Par exemple, les universités sont le plus souvent des conglomérats de pratiques qu'on ne peut pas gérer de la même manière. Ce serait absurde d'imposer à tous les mêmes modèles d'action. Il y a bien sûr des lieux de convergence, mais aussi des besoins de compromis ou de différenciation.

Complément

Attention à trois excès fréquents :

  • la centralisation (trop de hiérarchisation des pouvoirs), alors qu'on peut fonctionner en réseaux multipolaires où chacun organise ses solutions, en concertation avec les autres, en puisant à des outils disponibles, en adaptant les réglementations, sans être soumis à toutes sortes d'interdits au nom d'un faux égalitarisme qui nie les différences d'objectifs ou de contextes.

    Comme le souligne ELINOR OSTROM (prix Nobel d'économie) dans sa « gouvernance des biens communs », seuls sont efficaces des collectifs locaux à qui on laisse l'autonomie de gérer leur territoire de référence.

    Qu'il y ait des règles générales et des contraintes d'évaluation, c'est la moindre des choses. Que les efforts soient reconnus et les fautes sanctionnées (en tout cas pour servir de base à des aménagements correctifs - formation des personnes, modification des structures, amélioration des styles de management), ce devrait être la règle. Mais quand on multiplie les règlementations jusqu'à les rendre excessives, on prend le risque qu'elles débordent et suscitent des réactions défensives : détournements, oppositions, manquements.

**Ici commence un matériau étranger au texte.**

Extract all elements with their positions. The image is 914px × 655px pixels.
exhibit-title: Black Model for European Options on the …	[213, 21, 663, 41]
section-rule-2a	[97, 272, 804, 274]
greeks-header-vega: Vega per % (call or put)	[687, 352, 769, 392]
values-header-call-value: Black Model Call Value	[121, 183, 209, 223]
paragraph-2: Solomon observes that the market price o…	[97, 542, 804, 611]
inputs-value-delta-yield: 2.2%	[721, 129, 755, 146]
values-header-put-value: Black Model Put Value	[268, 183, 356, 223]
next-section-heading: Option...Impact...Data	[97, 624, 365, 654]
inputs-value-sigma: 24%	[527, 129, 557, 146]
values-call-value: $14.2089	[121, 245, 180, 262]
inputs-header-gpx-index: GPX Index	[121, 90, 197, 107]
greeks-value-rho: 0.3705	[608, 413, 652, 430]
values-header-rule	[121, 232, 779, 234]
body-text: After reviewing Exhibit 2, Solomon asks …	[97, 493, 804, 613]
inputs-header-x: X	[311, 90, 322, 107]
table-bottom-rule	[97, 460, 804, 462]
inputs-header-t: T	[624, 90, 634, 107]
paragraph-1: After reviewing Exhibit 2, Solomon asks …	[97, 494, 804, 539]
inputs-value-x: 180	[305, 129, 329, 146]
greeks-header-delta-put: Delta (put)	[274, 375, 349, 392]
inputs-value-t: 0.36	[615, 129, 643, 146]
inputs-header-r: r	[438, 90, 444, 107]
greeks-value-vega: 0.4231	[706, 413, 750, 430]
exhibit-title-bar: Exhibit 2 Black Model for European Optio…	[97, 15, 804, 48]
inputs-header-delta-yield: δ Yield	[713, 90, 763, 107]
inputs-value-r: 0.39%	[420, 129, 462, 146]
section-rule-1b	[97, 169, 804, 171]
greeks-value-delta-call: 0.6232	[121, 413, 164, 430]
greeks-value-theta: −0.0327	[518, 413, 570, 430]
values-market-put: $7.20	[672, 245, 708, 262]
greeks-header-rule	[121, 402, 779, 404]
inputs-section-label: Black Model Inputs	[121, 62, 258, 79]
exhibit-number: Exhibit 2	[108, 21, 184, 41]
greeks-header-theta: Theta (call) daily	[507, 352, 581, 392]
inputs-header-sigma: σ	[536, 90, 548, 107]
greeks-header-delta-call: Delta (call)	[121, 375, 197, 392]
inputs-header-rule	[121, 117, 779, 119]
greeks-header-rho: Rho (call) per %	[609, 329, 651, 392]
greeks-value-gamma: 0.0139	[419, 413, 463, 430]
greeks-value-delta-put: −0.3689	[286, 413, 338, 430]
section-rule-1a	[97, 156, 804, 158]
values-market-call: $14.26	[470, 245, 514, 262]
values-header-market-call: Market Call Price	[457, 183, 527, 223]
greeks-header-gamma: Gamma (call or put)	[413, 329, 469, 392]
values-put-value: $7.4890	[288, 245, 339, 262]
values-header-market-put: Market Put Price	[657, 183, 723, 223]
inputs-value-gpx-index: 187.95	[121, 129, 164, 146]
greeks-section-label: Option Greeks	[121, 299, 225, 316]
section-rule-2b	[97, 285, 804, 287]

  • la bureaucratisation (trop de craintes face à l'incertitude), alors qu'on doit laisser les choses fonctionner d'elles-mêmes, en laissant des autonomies de moyens si les acteurs en montrent le bien fondé par leurs résultats.

    Seule la prise de risque permet l'innovation, à condition qu'elle aboutisse à des effets globalement positifs. Mais si on entrave d'avance les marges de manoeuvre par des procédures formelles, on perd du temps, de l'énergie et on casse l'envie d'agir.

  • la planification rhétorique (une projection verbale de l'avenir, très rationnelle dans le texte, mais qui reste à l'état de discours). Car le réel oblige à zigzaguer, à changer en partie de projets. L'anticipation est nécessaire, mais elle doit rester souple pour faire face aux aléas et saisir les opportunités du chemin.

    Par exemple, certains programment des plans pluriannuels très contraignants, avec des conséquences trop précises, alors :

    • qu'on est dans l'obligation d'affronter de l'inconnu, du risque, des ambiguïtés ;

    • qu'il convient d'agir en vue d'une efficacité concrète, immédiate, à effets pratiques, au lieu de préparer sans cesse ce qu'il y a lieu de faire, d'en établir des discours (considérés en soi comme des acquis ou des résultats) et de prendre pour des réussites ce qui n'est qu'un avant goût formel d'une action toujours pas réalisée. Les vrais chantiers sont ceux de l'action concrète (pas de la palabre sans fin).